Updated: Mar 31
The following post is written and shared by David Driscoll at Two-Nineteen shortly after recording Episode 24 with The Spirit of Time.
Earlier this year, in response to not being allocated a rare bottle he had requested, a retail customer told me: “I’m never shopping with you again. I’ve been a good customer and you’ve given me nothing in return.”
Let’s forget about the fact that, previous to this singular moment, this customer had been given every bottle he had asked for, and I had gone out of my way to take care of him. It was simply too much of an ego blow to learn he clearly wasn’t as important as he thought he was. Otherwise, I would have given him the bottle, right?
Because of my failure to recognize the importance of his business with the allowance of that particular whiskey, he was hurt. And that’s all it took for him to pack up his business and move elsewhere for good.

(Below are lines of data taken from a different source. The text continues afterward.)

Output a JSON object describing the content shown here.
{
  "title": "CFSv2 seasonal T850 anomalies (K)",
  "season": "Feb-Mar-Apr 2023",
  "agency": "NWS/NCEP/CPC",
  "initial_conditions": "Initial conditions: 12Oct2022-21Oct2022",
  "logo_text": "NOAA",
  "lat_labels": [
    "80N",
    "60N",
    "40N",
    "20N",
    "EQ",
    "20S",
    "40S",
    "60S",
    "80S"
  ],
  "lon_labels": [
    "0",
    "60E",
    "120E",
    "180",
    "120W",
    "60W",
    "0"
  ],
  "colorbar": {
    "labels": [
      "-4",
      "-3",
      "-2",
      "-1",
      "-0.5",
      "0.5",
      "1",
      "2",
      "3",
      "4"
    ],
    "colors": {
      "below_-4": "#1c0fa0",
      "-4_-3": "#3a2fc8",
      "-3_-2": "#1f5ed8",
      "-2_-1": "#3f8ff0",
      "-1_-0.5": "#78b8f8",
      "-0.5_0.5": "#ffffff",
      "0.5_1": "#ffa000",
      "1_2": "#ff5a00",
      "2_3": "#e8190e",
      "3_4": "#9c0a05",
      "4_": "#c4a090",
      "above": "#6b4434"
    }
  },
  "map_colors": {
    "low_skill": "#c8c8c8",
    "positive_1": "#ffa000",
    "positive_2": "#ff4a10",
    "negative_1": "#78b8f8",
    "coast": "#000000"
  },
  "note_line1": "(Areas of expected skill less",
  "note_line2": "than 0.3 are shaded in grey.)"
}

For those of you confused by this scenario, let me explain how American whiskey works for retailers in the modern age. The producers of these rare and coveted bottles allocate their limited supplies to their best retail accounts, and then we—the retailers—get to allocate the bottles to our best customers.
Some retailers just throw them on the sales floor and let nature take its course. Others will jack up the prices to realize the true market value of each bottle. My strategy is to reach out personally to my good customers and spread the bottles around as widely as possible.
Maybe I couldn’t get you that bottle of Old Forester Birthday Bourbon, but I’ll make it up to you later with a bottle of Thomas Handy rye. I’ve been working with many of my customers for years, so they understand the situation and trust that I’ll take care of them as best I can.
The problem that can arise with that strategy, however, is the uncomfortable situation I mentioned above: when a customer learns that despite spending thousands of dollars with me over the course of the year, it’s still not enough to move the needle on a bottle of Pappy.
Obviously, they’re a good customer, but it seems not quite as good as someone else. What client wants that kind of gut punch during the holiday season?
No one, that’s who.
I recently sat down for an episode of the Spirit of Time podcast with my friends Matt and Gregg to discuss the parallels between the booze business and the watch industry. Matt mentioned during the conversation that Rolex customers are currently experiencing a frustration quite similar to that of whiskey consumers: too much demand, not enough product.
At one point Matt said: “Rolex is a commodity now. If you want a new Rolex and you’re just an average Joe, you’re shit outta luck. If you don’t have a significant purchase history with a dealer, you’re not getting one.”
Clearly the same rules apply for luxury watches now when it comes to allocations. Dealers don’t have enough watches to go around, so they are forced to make a Sophie’s Choice type of decision with each transaction. In essence: which customer are you willing to lose as a result of that decision? If the shit goes down and the guy who wasn’t selected blows a gasket, are you willing to lose that business to save the other?
Savvy watch consumers like Matt and Gregg know enough about what’s happening in the industry to not take such a slight personally should it happen to them, but the average consumer is completely unaware. Hence, the reality of what it takes to be a “good” customer feels to them like the goalposts are being moved.
And they are!
With so many new people jumping into these hobbies each day, the amount you have to spend to be considered a “good” customer goes up continually. It’s no different than buying a house today, competing against dozens of other buyers who drive the price well over the original ask.
At some point you have to decide what’s actually worth paying for and what’s simply too much to stomach.